Ce film est une nuit, une nuit sans fin, dépourvue d’aube, survolée par de songes obscurs.
Moins Lynchien, «Une histoire vraie» voit sa route uniquement comme un accessoire utile à son personnage à retrouver son frère, malade, perdu de vue suite à un long silence et d’une mésentente oubliée.
Mais elle est présente, comme objet certes, mais au service de cette histoire sobre et touchante.
L’éblouissant et envoûtant «Mulholland Drive», représenterait presque l’aboutissement de son art qui ne pouvait finir qu’en offrant plusieurs directions à cette œuvre, comme une décision involontaire mettant le spectateur face un choix impossible.
L’esthétisme parfait apporte une beauté irréelle au film, le désir sublime attire comme une irrémédiable envie d’en approcher sans pouvoir comprendre.
Beaucoup d’aspects différents, un sens donné qui diffère autant que les hommes eux-mêmes, la route ne s’arrête jamais, elle est un tout.
Elle avait probablement un début, et peut-être que Sergio Léone en a traité avec son chef d’œuvre, l’un des plus grands western de tout les temps : «Il était une fois dans l’ouest».
Le début et la fin, c’est toute l’Amérique racontée dans cette danse mortelle et sublime, qui comme l’a expliqué Léone : « (…) devait rappeler le dernier souffle que tout être laisse échapper avant de mourir… ».
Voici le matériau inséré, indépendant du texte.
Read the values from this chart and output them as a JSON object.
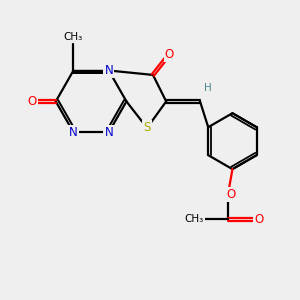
{
  "bg_color": "#efefef",
  "atom_colors": {
    "C": "#000000",
    "N": "#0000cc",
    "O": "#ff0000",
    "S": "#aaaa00",
    "H": "#4a8888"
  },
  "bond_color": "#000000",
  "figsize": [
    3.0,
    3.0
  ],
  "dpi": 100
}
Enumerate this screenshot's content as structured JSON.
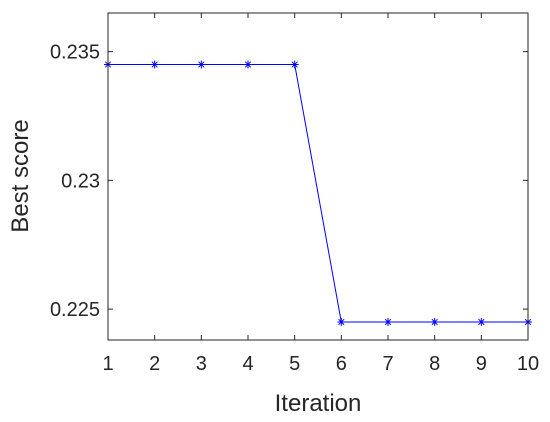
{
  "chart_data": {
    "type": "line",
    "xlabel": "Iteration",
    "ylabel": "Best score",
    "xlim": [
      1,
      10
    ],
    "ylim": [
      0.2238,
      0.2365
    ],
    "xticks": [
      "1",
      "2",
      "3",
      "4",
      "5",
      "6",
      "7",
      "8",
      "9",
      "10"
    ],
    "yticks": [
      "0.225",
      "0.23",
      "0.235"
    ],
    "xtick_values": [
      1,
      2,
      3,
      4,
      5,
      6,
      7,
      8,
      9,
      10
    ],
    "ytick_values": [
      0.225,
      0.23,
      0.235
    ],
    "grid": false,
    "legend": false,
    "series": [
      {
        "color": "#0000ff",
        "marker": "asterisk",
        "x": [
          1,
          2,
          3,
          4,
          5,
          6,
          7,
          8,
          9,
          10
        ],
        "values": [
          0.2345,
          0.2345,
          0.2345,
          0.2345,
          0.2345,
          0.2245,
          0.2245,
          0.2245,
          0.2245,
          0.2245
        ]
      }
    ]
  }
}
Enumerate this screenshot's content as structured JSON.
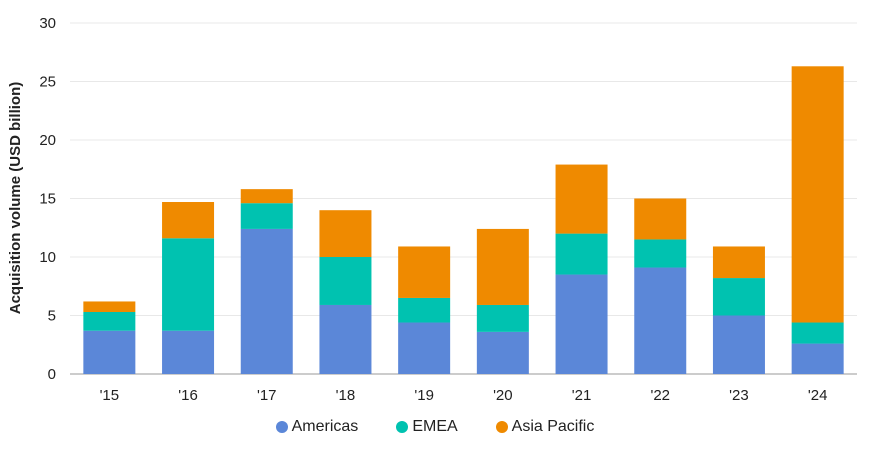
{
  "chart_data": {
    "type": "bar",
    "stacked": true,
    "title": "",
    "xlabel": "",
    "ylabel": "Acquisition volume (USD billion)",
    "ylim": [
      0,
      30
    ],
    "yticks": [
      0,
      5,
      10,
      15,
      20,
      25,
      30
    ],
    "grid": true,
    "legend_position": "bottom",
    "categories": [
      "'15",
      "'16",
      "'17",
      "'18",
      "'19",
      "'20",
      "'21",
      "'22",
      "'23",
      "'24"
    ],
    "series": [
      {
        "name": "Americas",
        "color": "#5b87d8",
        "values": [
          3.7,
          3.7,
          12.4,
          5.9,
          4.4,
          3.6,
          8.5,
          9.1,
          5.0,
          2.6
        ]
      },
      {
        "name": "EMEA",
        "color": "#00c2b0",
        "values": [
          1.6,
          7.9,
          2.2,
          4.1,
          2.1,
          2.3,
          3.5,
          2.4,
          3.2,
          1.8
        ]
      },
      {
        "name": "Asia Pacific",
        "color": "#ef8a00",
        "values": [
          0.9,
          3.1,
          1.2,
          4.0,
          4.4,
          6.5,
          5.9,
          3.5,
          2.7,
          21.9
        ]
      }
    ]
  }
}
La lente agonie d’un monde en proie à la modernité, regardant partir ce qui reste de lui, pour laisser la place à la brutale froideur de « l’avenir ».
Les protagonistes restent au bord de cette route regardant au loin avec une nostalgie amère, l’infatigable avancée moderne crachant sur eux les derniers restes de poussière de leur vie d’homme choisissant une liberté impalpable mais présente au fond de leur regard.
Léone dira de ses hommes qu’ils étaient « une race ancienne ».
Plus violent que la mort octroyée à chacun, ce futur ne se contrôle plus et broie les restes de ces hommes insoumis de leur propre condition.
Quelques films ont été cités, pas tous, impossible, quelques descriptions ont été faites ça et là, on pourrait se dire que c’est exhaustif.
On pourrait dire que quelques évocations ne suffisent pas à parler de la route.
Mais la route n’est-elle pas elle-même une simple évocation, une invisible pensée récupérée et construite autant de fois qu’elle est citée, mystérieuse et intraduisible, elle se voit rallier à de nombreuses formes.
La plus infime parcelle d’elle-même nourrie autant de fois qu’il est d’histoires racontées, qu’elles soient filmées, écrites, chantées, ou tout simplement vécues.
Elle est perceptible d’un simple regard à la construction élaborée d’un désir de création.
Elle est là, devant nous, aussi proche et aussi éloignée que l’est la profondeur de l’âme.